Definition of social unit in English:

social unit


  • An individual, or a group or community, considered as a discrete constituent of a society or larger group.

    ‘Particularly in the countryside, the extended family is the primary social unit, as kin groups live together in relative isolation from other groups.’
    • ‘The nuclear family is the basic social unit of Egyptian society.’
    • ‘In traditional society, family stability is considered key for maintaining the stability of society as a whole, since the family is the smallest social unit of the society.’
    • ‘Instead, the basic social unit was the extended family, consisting of a man and wife and their unmarried children, along with their married sons and their families.’
    • ‘Historically, the family has been the basic social unit of the community.’

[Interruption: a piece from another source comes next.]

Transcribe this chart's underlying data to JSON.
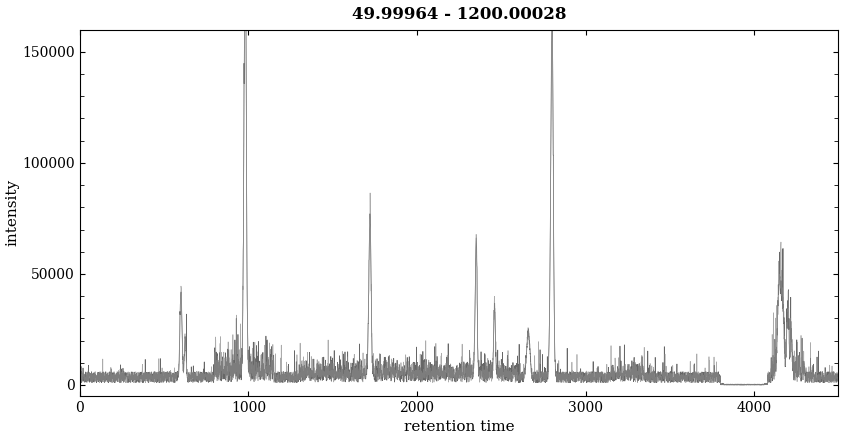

    • ‘Territorial encounters can also serve to integrate individuals within their own social unit.’
    • ‘The family remains the basic social unit, more important than the individual, despite the accelerated evolution of Andorran society.’

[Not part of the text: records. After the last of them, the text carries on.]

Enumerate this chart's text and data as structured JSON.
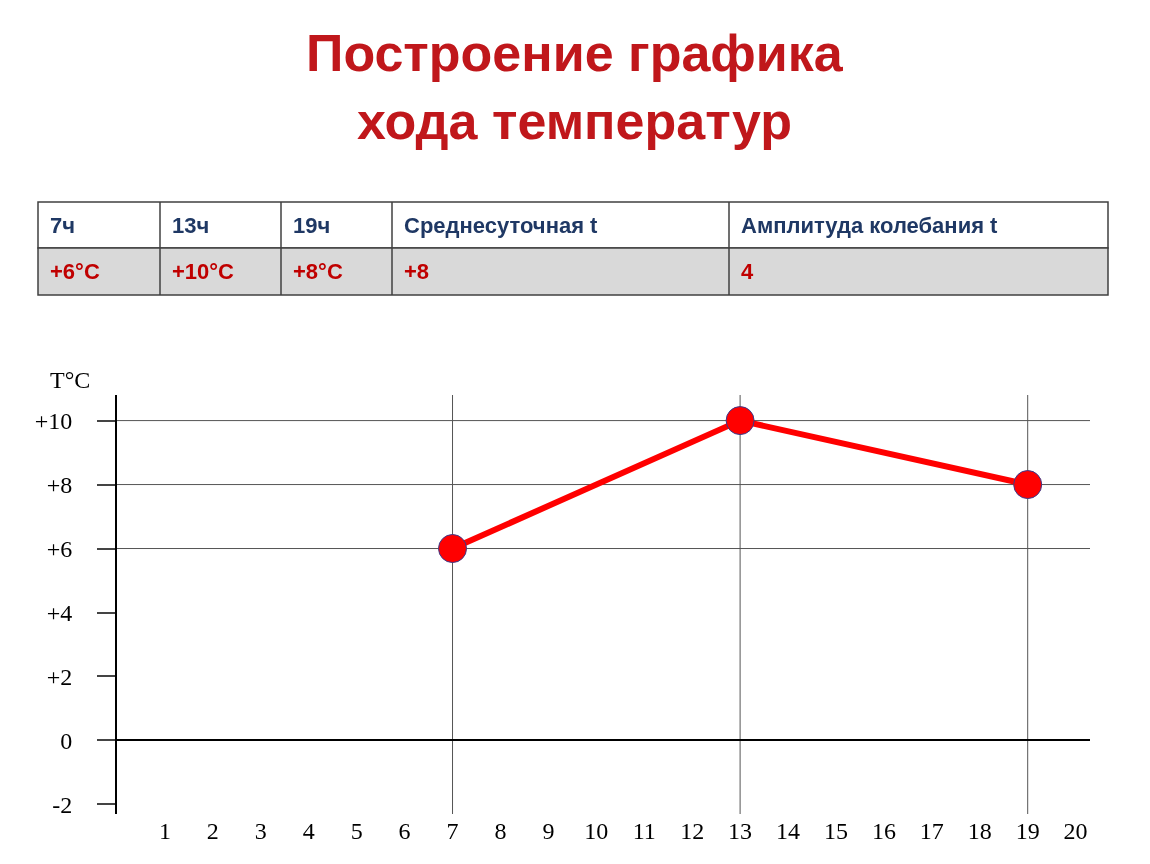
{
  "chart_data": {
    "type": "line",
    "title": "Построение графика\nхода температур",
    "ylabel": "T°C",
    "annotations": [
      "7ч",
      "13ч",
      "19ч",
      "Среднесуточная t",
      "Амплитуда колебания t",
      "+6°C",
      "+10°C",
      "+8°C",
      "+8",
      "4"
    ],
    "x": [
      7,
      13,
      19
    ],
    "series": [
      {
        "color": "#ff0000",
        "values": [
          6,
          10,
          8
        ]
      }
    ],
    "xlim": [
      0,
      20.3
    ],
    "xticks": [
      1,
      2,
      3,
      4,
      5,
      6,
      7,
      8,
      9,
      10,
      11,
      12,
      13,
      14,
      15,
      16,
      17,
      18,
      19,
      20
    ],
    "ylim": [
      -2.3,
      10.8
    ],
    "yticks": [
      {
        "value": 10,
        "label": "+10"
      },
      {
        "value": 8,
        "label": "+8"
      },
      {
        "value": 6,
        "label": "+6"
      },
      {
        "value": 4,
        "label": "+4"
      },
      {
        "value": 2,
        "label": "+2"
      },
      0,
      -2
    ],
    "ref_lines": [
      {
        "axis": "y",
        "value": 10
      },
      {
        "axis": "y",
        "value": 8
      },
      {
        "axis": "y",
        "value": 6
      },
      {
        "axis": "x",
        "value": 7
      },
      {
        "axis": "x",
        "value": 13
      },
      {
        "axis": "x",
        "value": 19
      }
    ],
    "grid": false,
    "legend": false,
    "marker": "circle",
    "line_style": "solid"
  }
}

    • ‘Specifically, arranged marriages take place in societies where the extended family is both the basic social unit, and the basic economic unit, (and often the basic political unit) of the culture.’
    • ‘Whether the family lives in an urban or rural setting, the extended family is the basic social unit.’
    • ‘In the authors' view, the family is the major social unit for emotional development in adolescents.’
    • ‘For many non-Western cultures, the family not the individual is regarded as the basic social unit.’
    • ‘In countries without a welfare system or social security system, the family bonds together not only as a social unit, but as an economic one as well.’
    • ‘In most areas of Nepal, the basic social unit in a village is the family, or paribar.’
    • ‘With the need to support larger, more stable social units came the intensification of the production of the most stable and storable resource available-maize.’
    • ‘Confucianism emphasizes the need to find one's place within the greater social order, and to be a responsible member of the social units to which one belongs.’
    • ‘In the army, the behavior of servicemen is more tightly regulated compared with other social units and institutions.’
    • ‘Without some form of recognized leadership and authority, social units are incapable of concerted action.’
    • ‘Clan and lineage systems are patrilineal and form the basis of Kanak social units for private land ownership.’
    • ‘The smallest social unit, or ‘love’ unit, is two people.’
    • ‘The difficulties created by a team approach and by other elements of the project were surmounted by the support, comfort, and connection of our social unit.’